- Born: Shelley Mathew Malil 1964 (age 61–62) Kerala, India
- Occupation: Actor (formerly)
- Years active: 1994–2010
- Criminal status: Parole discharged on January 20, 2021
- Criminal charge: Attempted murder Assault with a deadly weapon
- Penalty: Life sentence, eligible for parole after 12 years
- Imprisoned at: Ironwood State Prison (released)

= Shelley Malil =

American actor convicted of attempted murder (b. 1964)

Shelley Mathew Malil (/məˈlɪl/) is an Indian-American former actor and convicted felon. He emigrated to the United States from his birth country of India in 1974. He appeared in a number of television shows and films, including The 40-Year-Old Virgin (2005).

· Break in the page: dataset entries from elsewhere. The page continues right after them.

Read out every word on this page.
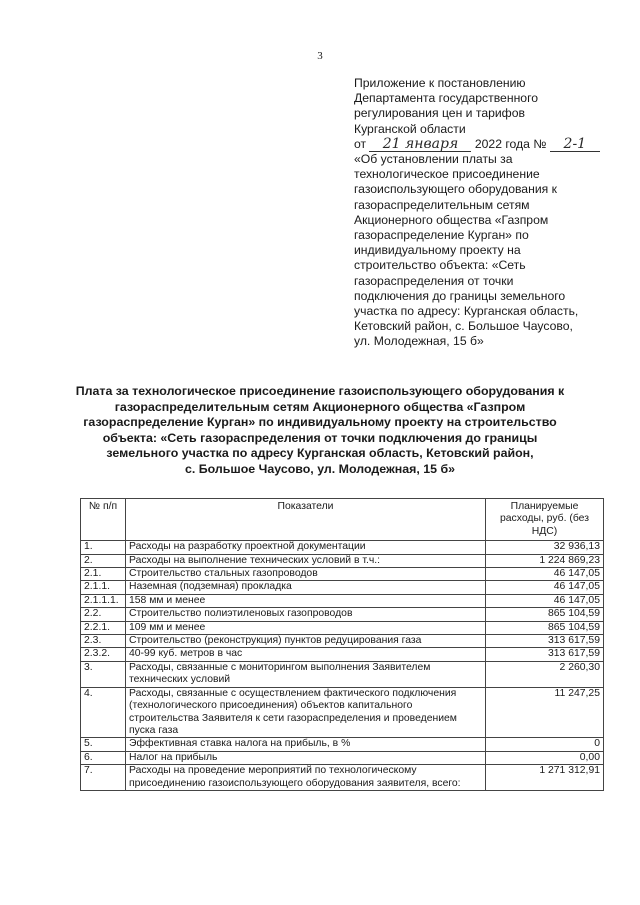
3
Приложение к постановлению
Департамента государственного
регулирования цен и тарифов
Курганской области
от 21 января 2022 года № 2-1
«Об установлении платы за
технологическое присоединение
газоиспользующего оборудования к
газораспределительным сетям
Акционерного общества «Газпром
газораспределение Курган» по
индивидуальному проекту на
строительство объекта: «Сеть
газораспределения от точки
подключения до границы земельного
участка по адресу: Курганская область,
Кетовский район, с. Большое Чаусово,
ул. Молодежная, 15 б»
Плата за технологическое присоединение газоиспользующего оборудования к
газораспределительным сетям Акционерного общества «Газпром
газораспределение Курган» по индивидуальному проекту на строительство
объекта: «Сеть газораспределения от точки подключения до границы
земельного участка по адресу Курганская область, Кетовский район,
с. Большое Чаусово, ул. Молодежная, 15 б»
№ п/п	Показатели	Планируемые расходы, руб. (без НДС)
1.	Расходы на разработку проектной документации	32 936,13
2.	Расходы на выполнение технических условий в т.ч.:	1 224 869,23
2.1.	Строительство стальных газопроводов	46 147,05
2.1.1.	Наземная (подземная) прокладка	46 147,05
2.1.1.1.	158 мм и менее	46 147,05
2.2.	Строительство полиэтиленовых газопроводов	865 104,59
2.2.1.	109 мм и менее	865 104,59
2.3.	Строительство (реконструкция) пунктов редуцирования газа	313 617,59
2.3.2.	40-99 куб. метров в час	313 617,59
3.	Расходы, связанные с мониторингом выполнения Заявителем технических условий	2 260,30
4.	Расходы, связанные с осуществлением фактического подключения (технологического присоединения) объектов капитального строительства Заявителя к сети газораспределения и проведением пуска газа	11 247,25
5.	Эффективная ставка налога на прибыль, в %	0
6.	Налог на прибыль	0,00
7.	Расходы на проведение мероприятий по технологическому присоединению газоиспользующего оборудования заявителя, всего:	1 271 312,91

In 2010, Malil was convicted of attempted premeditated murder and assault with a deadly weapon on a former girlfriend, and served 8 years of a 12-year-to-life term at Ironwood State Prison in southern California. He was released on parole in January 2021.

==Early life==
Malil was born in Kerala, India. He immigrated with his family to the United States in 1974 at the age of 10 and later started to take part in local theatrical competitions and school plays. As a child, he had hoped to become a comedic actor like Bob Hope, whom he had first seen on television. When he was 18, in the summer of 1983, he performed on stage as part of the summer stock company at the Granbury Opera House in Granbury, Texas.

==Acting career==
Malil moved to Hollywood in 1995, after a two-year stint at New York's American Academy of Dramatic Arts. He had supporting roles in The 40-Year-Old Virgin (2005), Holes (2003), Collateral Damage (2002), Getting There (2002), Boys From Madrid (2000), My Favorite Martian (1999), Columbus Day (2008), and Just Can't Get Enough (2002). Malil had roles on television shows such as Scrubs, Reba, NYPD Blue, The West Wing, The Jamie Foxx Show, and ER.

He was selected as one of the "Top 10 Overlooked Performances of 2005" by the Associated Press for his performance in The 40-Year-Old Virgin. He is the recipient of a Clio Award (for the Budweiser beer commercials) and a Los Angeles Ovation Award as Best Featured Actor for his performance as Bottom in A Midsummer Night's Dream, and he was nominated for the Los Angeles Ovation Award for his performance in SubUrbia.

==Attempted murder conviction==
On August 10, 2008, Malil stabbed his ex-girlfriend, Kendra Beebe, 23 times in San Marcos, California after found Beebe with another man named David Maldonado, a local musician. Malil later claimed he went to Beebe's home with the intent to "annihilate" her. He was arrested the next day as he got off a train in Oceanside, California. According to Lieutenant Phil Brust of the San Diego county sheriff's department, he travelled there and planned to meet his lawyer with the intention of surrendering himself to the police. Beebe survived the attack despite a severe cut to her chin, the collapse of both lungs, and the loss of about half the blood in her body.

According to prosecutor Keith Watanabe, he stated Malil had been angry with Beebe and that Malil had sent sexually explicit photos of her and Malil to Beebe's co-workers before the attack took place. In September 2010, he was convicted of attempted murder and assault with a deadly weapon. He was sentenced to life imprisonment with the possibility of parole after 12 years. Malil later apologized for the attack and stated that "I want to do whatever I need to do to make sure I make right from the wrong that I did. Kendra Beebe did not deserve anything that happened to her. ...I can’t even begin to imagine what she has been through." He was paroled four years early in September 2018.